The same is true for the Better Life Index: Europe is not exceeding the US in many (or even a majority) of metrics, but is consistently at par with them. The conclusion to draw is that the OECD's framing can be biased, but that bias doesn't actually appear to favor Europe.
As for income: it turns out that perception is everything. Joe Schmoe in America might have more disposable income than the average German or Italian, but he's also aware of his country's lopsided income distribution[1]. That kind of inequality permeates through QoL perceptions.
It doesn’t really succeed in making that case though, there’s a lot of invective but few facts. If you used the same criteria as the author for the US outside of SV how does it compare?
> Today’s Europeans are not yet poor — they are still living off the prosperity created by prior generations, and that enables their passive consumption
Americans have significantly higher disposable income[0] and household net worth[1], and less debt[2]. By what QOL metrics is the average Western European doing better than the average American?
I’ve travelled to quite a few places in Europe and coming from the American Midwest, we are beating much of Europe in most/all QoL metrics by a mile.
Much larger and nicer homes, larger properties, mincer automobiles, more variety of all consumer goods, higher incomes, more wealth and social mobility to name a few and I live in “flyover” country.
Based on conversations I've had, it seems most Americans who think that way took a vacation to a ritzy area of Barcelona, Nice, or Florence, and and deduced that 100% of Europeans, must live like that.
Suicide rates are a good place to start. Overall the EU's suicide rate is 10.25/100k vs 14.04/100k in the US, and it looks like many places in the Midwest are doing worse than the US average.
It's a matter of opinion and what people want, but from American i crossed path with who settled in western Europe: accessible health-care, better infrastructures, holidays and work-life balance are some of the things that are recurring.
I meant by both proxy statistics (e.g. life expectancy) and self-reported statistics (e.g. QoL metrics). I've linked both of those in comments in an adjacent subthread.
I, like many Americans, would take a strong safety net, sustainable urban development and a smaller home over the US's mess of a safety net, socially devastating suburban sprawl, and a 4000 sqft McMansion.
This is what we refer to as "europoor". Sure they have taxpayer funded "healthcare", council "housing", public "transportation" but it's not really what i would want for myself. Those things only exist because the middle class in europe is foced to give up a lifestyle of freedom/autonomy to average it out so the folks below them can get (1 + 0)/2. It won't stand on its own otherwise.
Thankfully the decision isn't being made for me by making those things prohibitively expensive to force me to live in urbania.
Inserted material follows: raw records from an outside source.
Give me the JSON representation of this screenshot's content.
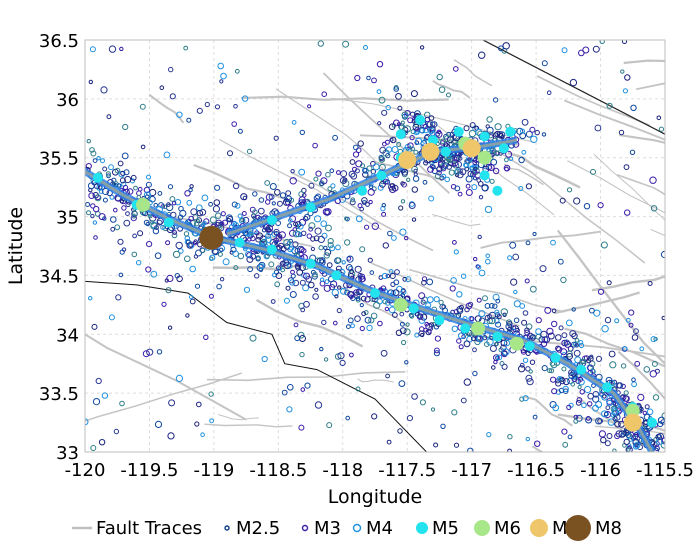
{
  "chart_data": {
    "type": "scatter",
    "xlabel": "Longitude",
    "ylabel": "Latitude",
    "xlim": [
      -120,
      -115.5
    ],
    "ylim": [
      33,
      36.5
    ],
    "xticks": [
      "-120",
      "-119.5",
      "-119",
      "-118.5",
      "-118",
      "-117.5",
      "-117",
      "-116.5",
      "-116",
      "-115.5"
    ],
    "yticks": [
      "33",
      "33.5",
      "34",
      "34.5",
      "35",
      "35.5",
      "36",
      "36.5"
    ],
    "grid": true,
    "legend_position": "bottom",
    "legend": [
      {
        "name": "Fault Traces",
        "marker": "line",
        "color": "#c0c0c0"
      },
      {
        "name": "M2.5",
        "marker": "ring-small",
        "color": "#0a3a8a"
      },
      {
        "name": "M3",
        "marker": "ring",
        "color": "#3a1aa8"
      },
      {
        "name": "M4",
        "marker": "ring-large",
        "color": "#1e90e0"
      },
      {
        "name": "M5",
        "marker": "dot",
        "color": "#22e3ee"
      },
      {
        "name": "M6",
        "marker": "dot",
        "color": "#a8e68a"
      },
      {
        "name": "M7",
        "marker": "dot",
        "color": "#f0c66a"
      },
      {
        "name": "M8",
        "marker": "dot",
        "color": "#7a5222"
      }
    ],
    "series": [
      {
        "name": "M5",
        "color": "#22e3ee",
        "points": [
          [
            -119.9,
            35.33
          ],
          [
            -119.6,
            35.1
          ],
          [
            -119.35,
            34.95
          ],
          [
            -118.8,
            34.78
          ],
          [
            -118.55,
            34.72
          ],
          [
            -118.25,
            34.6
          ],
          [
            -118.05,
            34.5
          ],
          [
            -117.75,
            34.35
          ],
          [
            -117.45,
            34.22
          ],
          [
            -117.25,
            34.12
          ],
          [
            -117.05,
            34.05
          ],
          [
            -116.8,
            33.98
          ],
          [
            -116.55,
            33.9
          ],
          [
            -116.35,
            33.8
          ],
          [
            -116.15,
            33.7
          ],
          [
            -115.95,
            33.55
          ],
          [
            -115.75,
            33.38
          ],
          [
            -115.6,
            33.25
          ],
          [
            -118.55,
            34.97
          ],
          [
            -118.25,
            35.08
          ],
          [
            -117.85,
            35.22
          ],
          [
            -117.7,
            35.35
          ],
          [
            -117.55,
            35.5
          ],
          [
            -117.3,
            35.65
          ],
          [
            -117.1,
            35.72
          ],
          [
            -116.9,
            35.68
          ],
          [
            -116.75,
            35.58
          ],
          [
            -116.9,
            35.35
          ],
          [
            -116.8,
            35.22
          ],
          [
            -117.4,
            35.82
          ],
          [
            -117.55,
            35.7
          ],
          [
            -116.7,
            35.72
          ],
          [
            -117.2,
            35.55
          ]
        ]
      },
      {
        "name": "M6",
        "color": "#a8e68a",
        "points": [
          [
            -119.55,
            35.1
          ],
          [
            -117.55,
            34.25
          ],
          [
            -116.95,
            34.05
          ],
          [
            -116.65,
            33.92
          ],
          [
            -116.9,
            35.5
          ],
          [
            -117.05,
            35.62
          ],
          [
            -115.75,
            33.35
          ]
        ]
      },
      {
        "name": "M7",
        "color": "#f0c66a",
        "points": [
          [
            -117.5,
            35.48
          ],
          [
            -117.0,
            35.58
          ],
          [
            -117.32,
            35.55
          ],
          [
            -115.75,
            33.25
          ]
        ]
      },
      {
        "name": "M8",
        "color": "#7a5222",
        "points": [
          [
            -119.02,
            34.82
          ]
        ]
      }
    ]
  }
}
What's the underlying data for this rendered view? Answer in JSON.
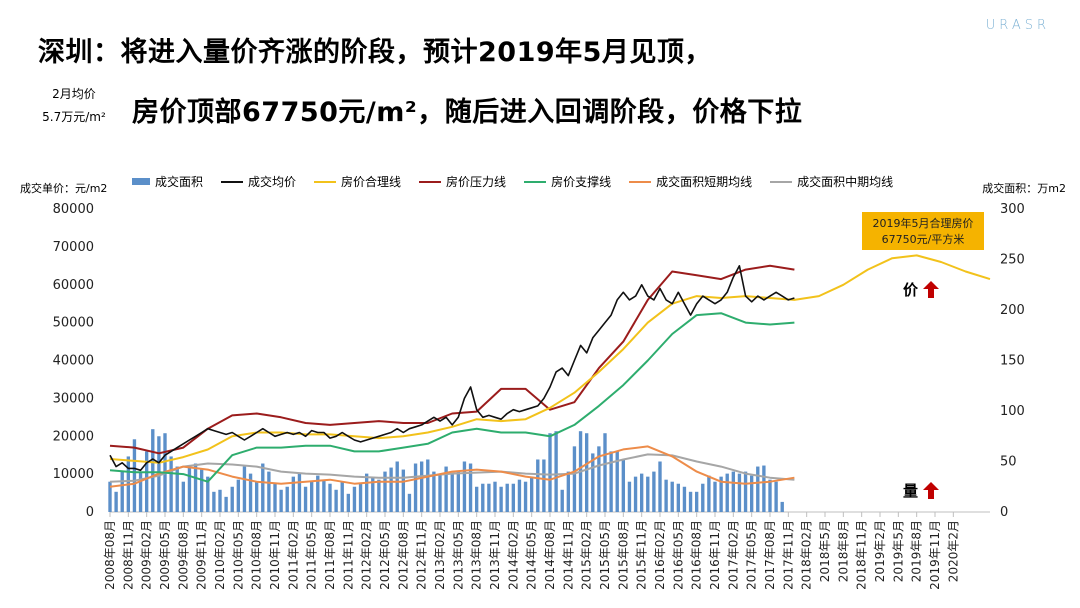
{
  "title_line1": "深圳：将进入量价齐涨的阶段，预计2019年5月见顶，",
  "title_line2": "房价顶部67750元/m²，随后进入回调阶段，价格下拉",
  "note_line1": "2月均价",
  "note_line2": "5.7万元/m²",
  "logo": "URASR",
  "chart_data": {
    "type": "line",
    "ylabel_left": "成交单价：元/m2",
    "ylabel_right": "成交面积：万m2",
    "ylim_left": [
      0,
      80000
    ],
    "ylim_right": [
      0,
      300
    ],
    "yticks_left": [
      0,
      10000,
      20000,
      30000,
      40000,
      50000,
      60000,
      70000,
      80000
    ],
    "yticks_right": [
      0,
      50,
      100,
      150,
      200,
      250,
      300
    ],
    "x_tick_labels": [
      "2008年08月",
      "2008年11月",
      "2009年02月",
      "2009年05月",
      "2009年08月",
      "2009年11月",
      "2010年02月",
      "2010年05月",
      "2010年08月",
      "2010年11月",
      "2011年02月",
      "2011年05月",
      "2011年08月",
      "2011年11月",
      "2012年02月",
      "2012年05月",
      "2012年08月",
      "2012年11月",
      "2013年02月",
      "2013年05月",
      "2013年08月",
      "2013年11月",
      "2014年02月",
      "2014年05月",
      "2014年08月",
      "2014年11月",
      "2015年02月",
      "2015年05月",
      "2015年08月",
      "2015年11月",
      "2016年02月",
      "2016年05月",
      "2016年08月",
      "2016年11月",
      "2017年02月",
      "2017年05月",
      "2017年08月",
      "2017年11月",
      "2018年02月",
      "2018年5月",
      "2018年8月",
      "2018年11月",
      "2019年2月",
      "2019年5月",
      "2019年8月",
      "2019年11月",
      "2020年2月"
    ],
    "legend": [
      "成交面积",
      "成交均价",
      "房价合理线",
      "房价压力线",
      "房价支撑线",
      "成交面积短期均线",
      "成交面积中期均线"
    ],
    "colors": {
      "area_bar": "#5b8fc9",
      "avg_price": "#111111",
      "fair_line": "#f2c21b",
      "pressure_line": "#9b1c1c",
      "support_line": "#2ead6e",
      "short_ma": "#ed8c4a",
      "mid_ma": "#a6a6a6",
      "arrow": "#c00000",
      "callout_bg": "#f5b300"
    },
    "series": [
      {
        "name": "成交均价",
        "axis": "left",
        "x": [
          0,
          1,
          2,
          3,
          4,
          5,
          6,
          7,
          8,
          9,
          10,
          11,
          12,
          13,
          14,
          15,
          16,
          17,
          18,
          19,
          20,
          21,
          22,
          23,
          24,
          25,
          26,
          27,
          28,
          29,
          30,
          31,
          32,
          33,
          34,
          35,
          36,
          37,
          38,
          39,
          40,
          41,
          42,
          43,
          44,
          45,
          46,
          47,
          48,
          49,
          50,
          51,
          52,
          53,
          54,
          55,
          56,
          57,
          58,
          59,
          60,
          61,
          62,
          63,
          64,
          65,
          66,
          67,
          68,
          69,
          70,
          71,
          72,
          73,
          74,
          75,
          76,
          77,
          78,
          79,
          80,
          81,
          82,
          83,
          84,
          85,
          86,
          87,
          88,
          89,
          90,
          91,
          92,
          93,
          94,
          95,
          96,
          97,
          98,
          99,
          100,
          101,
          102,
          103,
          104,
          105,
          106,
          107,
          108,
          109,
          110,
          111,
          112
        ],
        "y": [
          15000,
          12000,
          13000,
          11500,
          11500,
          11000,
          13000,
          14000,
          13000,
          15000,
          16000,
          17000,
          18000,
          19000,
          20000,
          21000,
          22000,
          21500,
          21000,
          20500,
          21000,
          20000,
          19000,
          20000,
          21000,
          22000,
          21000,
          20000,
          20500,
          21000,
          20500,
          21000,
          20000,
          21500,
          21000,
          21000,
          19500,
          20000,
          21000,
          20000,
          19000,
          18500,
          19000,
          19500,
          20000,
          20500,
          21000,
          22000,
          21000,
          22000,
          22500,
          23000,
          24000,
          25000,
          24000,
          25000,
          23000,
          25000,
          30000,
          33000,
          27000,
          25000,
          25500,
          25000,
          24500,
          26000,
          27000,
          26500,
          27000,
          27500,
          28000,
          30000,
          33000,
          37000,
          38000,
          36000,
          40000,
          44000,
          42000,
          46000,
          48000,
          50000,
          52000,
          56000,
          58000,
          56000,
          57000,
          60000,
          57000,
          56000,
          59000,
          56000,
          55000,
          58000,
          55000,
          52000,
          55000,
          57000,
          56000,
          55000,
          56000,
          58000,
          62000,
          65000,
          57000,
          55500,
          57000,
          56000,
          57000,
          58000,
          57000,
          56000,
          56500
        ]
      },
      {
        "name": "房价合理线",
        "axis": "left",
        "x": [
          0,
          4,
          8,
          12,
          16,
          20,
          24,
          28,
          32,
          36,
          40,
          44,
          48,
          52,
          56,
          60,
          64,
          68,
          72,
          76,
          80,
          84,
          88,
          92,
          96,
          100,
          104,
          108,
          112,
          116,
          120,
          124,
          128,
          132,
          136,
          140,
          144
        ],
        "y": [
          14000,
          13500,
          13000,
          14500,
          16500,
          20000,
          21000,
          21000,
          20500,
          20500,
          20000,
          19500,
          20000,
          21000,
          22500,
          24500,
          24000,
          24500,
          27500,
          31500,
          37000,
          43000,
          50000,
          55000,
          57000,
          56500,
          57000,
          56500,
          56000,
          57000,
          60000,
          64000,
          67000,
          67750,
          66000,
          63500,
          61500
        ]
      },
      {
        "name": "房价压力线",
        "axis": "left",
        "x": [
          0,
          4,
          8,
          12,
          16,
          20,
          24,
          28,
          32,
          36,
          40,
          44,
          48,
          52,
          56,
          60,
          64,
          68,
          72,
          76,
          80,
          84,
          88,
          92,
          96,
          100,
          104,
          108,
          112
        ],
        "y": [
          17500,
          17000,
          15500,
          17000,
          22000,
          25500,
          26000,
          25000,
          23500,
          23000,
          23500,
          24000,
          23500,
          23500,
          26000,
          26500,
          32500,
          32500,
          27000,
          29000,
          38000,
          45000,
          56000,
          63500,
          62500,
          61500,
          64000,
          65000,
          64000
        ]
      },
      {
        "name": "房价支撑线",
        "axis": "left",
        "x": [
          0,
          4,
          8,
          12,
          16,
          20,
          24,
          28,
          32,
          36,
          40,
          44,
          48,
          52,
          56,
          60,
          64,
          68,
          72,
          76,
          80,
          84,
          88,
          92,
          96,
          100,
          104,
          108,
          112
        ],
        "y": [
          11000,
          10500,
          10500,
          10000,
          8000,
          15000,
          17000,
          17000,
          17500,
          17500,
          16000,
          16000,
          17000,
          18000,
          21000,
          22000,
          21000,
          21000,
          20000,
          23000,
          28000,
          33500,
          40000,
          47000,
          52000,
          52500,
          50000,
          49500,
          50000
        ]
      },
      {
        "name": "成交面积短期均线",
        "axis": "right",
        "x": [
          0,
          4,
          8,
          12,
          16,
          20,
          24,
          28,
          32,
          36,
          40,
          44,
          48,
          52,
          56,
          60,
          64,
          68,
          72,
          76,
          80,
          84,
          88,
          92,
          96,
          100,
          104,
          108,
          112
        ],
        "y": [
          25,
          28,
          38,
          45,
          42,
          35,
          30,
          28,
          30,
          32,
          28,
          30,
          30,
          35,
          40,
          42,
          40,
          35,
          32,
          40,
          55,
          62,
          65,
          55,
          40,
          30,
          28,
          30,
          34
        ]
      },
      {
        "name": "成交面积中期均线",
        "axis": "right",
        "x": [
          0,
          4,
          8,
          12,
          16,
          20,
          24,
          28,
          32,
          36,
          40,
          44,
          48,
          52,
          56,
          60,
          64,
          68,
          72,
          76,
          80,
          84,
          88,
          92,
          96,
          100,
          104,
          108,
          112
        ],
        "y": [
          30,
          31,
          36,
          45,
          48,
          47,
          45,
          40,
          38,
          37,
          35,
          34,
          34,
          36,
          38,
          39,
          40,
          38,
          37,
          38,
          46,
          52,
          57,
          56,
          50,
          45,
          38,
          34,
          32
        ]
      },
      {
        "name": "成交面积",
        "axis": "right",
        "type": "bar",
        "x": [
          0,
          1,
          2,
          3,
          4,
          5,
          6,
          7,
          8,
          9,
          10,
          11,
          12,
          13,
          14,
          15,
          16,
          17,
          18,
          19,
          20,
          21,
          22,
          23,
          24,
          25,
          26,
          27,
          28,
          29,
          30,
          31,
          32,
          33,
          34,
          35,
          36,
          37,
          38,
          39,
          40,
          41,
          42,
          43,
          44,
          45,
          46,
          47,
          48,
          49,
          50,
          51,
          52,
          53,
          54,
          55,
          56,
          57,
          58,
          59,
          60,
          61,
          62,
          63,
          64,
          65,
          66,
          67,
          68,
          69,
          70,
          71,
          72,
          73,
          74,
          75,
          76,
          77,
          78,
          79,
          80,
          81,
          82,
          83,
          84,
          85,
          86,
          87,
          88,
          89,
          90,
          91,
          92,
          93,
          94,
          95,
          96,
          97,
          98,
          99,
          100,
          101,
          102,
          103,
          104,
          105,
          106,
          107,
          108,
          109,
          110,
          111,
          112
        ],
        "y": [
          30,
          20,
          40,
          55,
          72,
          40,
          60,
          82,
          75,
          78,
          55,
          45,
          30,
          45,
          48,
          42,
          35,
          20,
          22,
          15,
          25,
          32,
          45,
          38,
          30,
          48,
          40,
          28,
          22,
          25,
          35,
          38,
          25,
          30,
          36,
          32,
          28,
          22,
          30,
          18,
          25,
          28,
          38,
          35,
          32,
          40,
          44,
          50,
          42,
          18,
          48,
          50,
          52,
          40,
          38,
          45,
          38,
          40,
          50,
          48,
          25,
          28,
          28,
          30,
          25,
          28,
          28,
          32,
          30,
          35,
          52,
          52,
          78,
          80,
          22,
          40,
          65,
          80,
          78,
          58,
          65,
          78,
          60,
          60,
          52,
          30,
          35,
          38,
          35,
          40,
          50,
          32,
          30,
          28,
          25,
          20,
          20,
          28,
          36,
          30,
          35,
          38,
          40,
          38,
          40,
          36,
          45,
          46,
          32,
          30,
          10,
          0,
          0
        ]
      }
    ],
    "annotation": {
      "text_line1": "2019年5月合理房价",
      "text_line2": "67750元/平方米"
    },
    "markers": [
      {
        "label": "价"
      },
      {
        "label": "量"
      }
    ],
    "grid": false
  }
}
It's a decent house out in the suburbs vs some dense urban inner city apartment or something attached to other people with people of varying crazyness for lack of a better word living around you. And if you do want to own a house, it's going to be crazy expensive and cars you can't drive unless it's tuesday and you have an odd numbered license plate.
The people living in the villas are the actual wealthy who gets to bypass the system (ie billionaire flying a private jet to a climate change conference to try to get the government to ban cars to force you to use a packed train). I'm advocating for freedom/autonomy for the middle class instead of grouping everyone who isn't a billionaire together. I'm just saying we add one more partition.